Identify a valid username. For more information, see Enumerating usernames with Burp Suite.


You can follow along with the process below using our Username enumeration via subtly different responses lab. If you're using the lab, make sure you use the list of passwords included in the lab instructions.

You can use Burp Intruder to guess passwords:

  1. Identify a failure message for a password-based authentication mechanism, using a valid username. Send the request to Burp Intruder.
  2. Go to the Intruder tab and click Clear § to remove the default payload positions.
  3. Highlight the password value and click Add § to mark it as a payload position. Make sure that you're using a valid username.

    Add a password payload position
  4. Go to the Payloads tab. Under Payload settings [Simple list] add a list of passwords that you want to test.

  5. Go to the Settings tab. Under Grep - Match, select Flag result items with responses matching these expressions. When you start the attack, Intruder identifies messages that include the expressions in the list.

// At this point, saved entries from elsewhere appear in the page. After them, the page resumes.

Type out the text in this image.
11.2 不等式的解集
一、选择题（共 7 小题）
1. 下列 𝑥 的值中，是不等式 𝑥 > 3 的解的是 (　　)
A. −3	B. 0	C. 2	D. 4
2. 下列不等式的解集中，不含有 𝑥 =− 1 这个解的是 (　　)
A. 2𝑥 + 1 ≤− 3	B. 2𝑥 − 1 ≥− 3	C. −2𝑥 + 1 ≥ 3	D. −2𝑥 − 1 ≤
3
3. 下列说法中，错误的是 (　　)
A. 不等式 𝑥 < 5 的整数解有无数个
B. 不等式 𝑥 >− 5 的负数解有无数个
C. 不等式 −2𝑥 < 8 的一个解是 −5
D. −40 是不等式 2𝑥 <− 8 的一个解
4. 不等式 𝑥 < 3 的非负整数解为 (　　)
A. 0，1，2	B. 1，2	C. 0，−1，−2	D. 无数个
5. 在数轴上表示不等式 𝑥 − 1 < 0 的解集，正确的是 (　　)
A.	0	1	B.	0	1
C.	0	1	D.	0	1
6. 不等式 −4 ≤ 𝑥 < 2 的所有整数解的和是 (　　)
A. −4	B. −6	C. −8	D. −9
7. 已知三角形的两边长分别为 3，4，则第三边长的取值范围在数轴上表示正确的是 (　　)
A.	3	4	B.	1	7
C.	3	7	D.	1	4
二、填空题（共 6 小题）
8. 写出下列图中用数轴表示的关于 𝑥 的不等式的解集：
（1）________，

You can use the default list of expressions or add your own.
  6. Add an extract grep for sections of interest in the response.

    1. Under Grep - Extract, select Add. The Define extract grep item dialog opens.
    2. Highlight the section in the response that you want to extract, such as an error message.
    3. Click OK. The item is added to the list. When you start the attack, Intruder will extract the text at this location in each response and display it on the results table.
  7. Click Start attack. The attack starts running in the new dialog. Intruder sends a request for each password in the list.
  8. When the attack is finished, study the responses to look for any behavior that may indicate a valid password. For example, look for any anomalous error messages, response times, or status codes. In the example below, one of the requests has received a 302 response.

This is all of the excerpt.